No intercambiamos una palabra. Creo que le hubiera gustado, pero no le di pie y a medida que pasaban los minutos noté que se iba apaciguando, que se iba acomodando en el arrullo de su propio silencio. Le corté el pelo por detrás, por la derecha, por la izquierda y me aseguré de que estuviera muy bien cortado por delante. Le cepillé todo el pelo una vez más, para ver si había algún mechón más largo que el resto. Dieron las 21:45. Luego, las 21:50 y oí que la gente volvía a la residencia para la recogida de las diez. ¿En qué estaría pensando la señorita Moray mientras le cortaba el pelo? Tenía veintidós años (de esto me enteré más tarde, porque en marzo nos compró magdalenas para celebrar su vigésimo tercer cumpleaños) y su mente era un universo que yo aún no era capaz de concebir.

Con el tiempo sí que pude. Entendí que estaba en una etapa claramente identificable de su vida. Era una mujer joven que se había mudado sola a la otra punta del país y que debía de tener muy presentes todos esos factores: que era joven, que era mujer y que estaba sola. Su felicidad, si es que era feliz (no tengo ni idea de si lo era), debía de ser muy endeble. Por eso hoy, al mirar atrás, estoy casi segura de que se compró el broche ella misma. Si fue así, fue el gesto de una persona con la firme decisión de darlo todo. Pasé muchas tardes mirándolo abrochado en sus camisas abotonadas o en sus jerséis de cuello alto, con ella de pie en la pizarra o sentada al otro extremo de la mesa, y se me ocurrieron mil y un sitios de donde podía haberlo sacado, pero esa opción jamás se me pasó por la cabeza.

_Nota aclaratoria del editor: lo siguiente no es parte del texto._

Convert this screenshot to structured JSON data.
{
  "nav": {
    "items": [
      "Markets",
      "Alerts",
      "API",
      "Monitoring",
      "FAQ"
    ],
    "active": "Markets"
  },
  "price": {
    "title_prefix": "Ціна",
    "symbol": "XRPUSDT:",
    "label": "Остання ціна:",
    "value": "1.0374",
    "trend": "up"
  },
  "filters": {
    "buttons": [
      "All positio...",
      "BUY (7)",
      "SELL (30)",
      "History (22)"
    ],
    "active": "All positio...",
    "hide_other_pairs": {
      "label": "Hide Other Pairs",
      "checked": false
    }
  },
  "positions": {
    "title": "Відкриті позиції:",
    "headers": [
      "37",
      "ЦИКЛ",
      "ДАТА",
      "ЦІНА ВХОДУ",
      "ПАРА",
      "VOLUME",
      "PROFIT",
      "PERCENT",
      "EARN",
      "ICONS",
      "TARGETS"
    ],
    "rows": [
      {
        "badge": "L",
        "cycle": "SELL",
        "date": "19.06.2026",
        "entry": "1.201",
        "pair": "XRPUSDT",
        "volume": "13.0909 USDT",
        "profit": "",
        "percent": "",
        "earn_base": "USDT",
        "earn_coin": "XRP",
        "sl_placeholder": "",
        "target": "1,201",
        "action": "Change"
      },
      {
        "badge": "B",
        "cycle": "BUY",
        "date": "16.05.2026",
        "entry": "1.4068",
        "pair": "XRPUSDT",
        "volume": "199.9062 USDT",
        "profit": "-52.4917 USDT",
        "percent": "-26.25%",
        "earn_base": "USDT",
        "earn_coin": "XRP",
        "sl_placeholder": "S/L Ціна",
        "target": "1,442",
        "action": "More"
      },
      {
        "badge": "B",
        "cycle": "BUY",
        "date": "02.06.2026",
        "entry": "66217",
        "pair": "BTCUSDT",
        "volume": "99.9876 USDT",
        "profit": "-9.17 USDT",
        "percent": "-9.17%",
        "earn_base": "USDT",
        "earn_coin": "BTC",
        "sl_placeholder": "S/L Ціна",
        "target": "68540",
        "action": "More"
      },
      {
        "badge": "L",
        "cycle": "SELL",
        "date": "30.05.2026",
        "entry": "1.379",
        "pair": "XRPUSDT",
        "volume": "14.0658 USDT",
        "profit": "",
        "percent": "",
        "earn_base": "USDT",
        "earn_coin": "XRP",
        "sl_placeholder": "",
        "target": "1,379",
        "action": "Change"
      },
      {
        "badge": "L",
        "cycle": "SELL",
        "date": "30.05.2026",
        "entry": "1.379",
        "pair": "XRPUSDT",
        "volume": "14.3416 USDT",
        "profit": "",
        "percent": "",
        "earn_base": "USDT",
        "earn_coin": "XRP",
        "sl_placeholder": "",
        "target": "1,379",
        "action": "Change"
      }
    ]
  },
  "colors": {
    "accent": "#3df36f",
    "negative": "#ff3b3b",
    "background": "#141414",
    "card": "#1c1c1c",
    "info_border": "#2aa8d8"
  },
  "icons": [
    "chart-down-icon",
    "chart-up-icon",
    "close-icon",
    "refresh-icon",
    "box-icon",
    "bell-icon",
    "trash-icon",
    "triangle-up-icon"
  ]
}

Habría sido insoportablemente deprimente, me habría dado una gran lástima (que el esfuerzo denodado me pareciera tan triste, como si no hubiera pena mayor en el mundo, habla, claro está, de lo joven que era yo entonces) y quizá me habría hecho sentir una simpatía sincera y permanente, en lugar de remordimientos de conciencia pasajeros.

Cuando el corte estuvo terminado, la señorita Moray se miró desde todos los ángulos posibles en el espejo.

—Está fantástico, Lee. Ahora entiendo todo el alboroto —dijo.

Antes de marcharse, nos quedamos frente a frente en el pasillo, a la puerta del baño, y me dijo:

—En serio, no sé cómo darte las gracias.

Me di cuenta de que estuvo a punto de abrazarme y yo rogué al cielo para que no lo hiciera.

No querría volver a verla, ni querría disculparme, ni tampoco darle las gracias. No creo que dejara una huella perdurable en mi vida, como se supone que hacen los grandes profesores. Sin embargo, hay algo suyo que todavía me persigue: puede que su mezcla de bravuconería y sinceridad, o el no saber lo que fue de ella (por lo que sé, no mantuvo contacto con nadie de Ault después de marcharse) o quizá sus errores, que fueron muchos.

Por el corte de pelo me puso un diez, como sabía que iba a hacer desde el principio.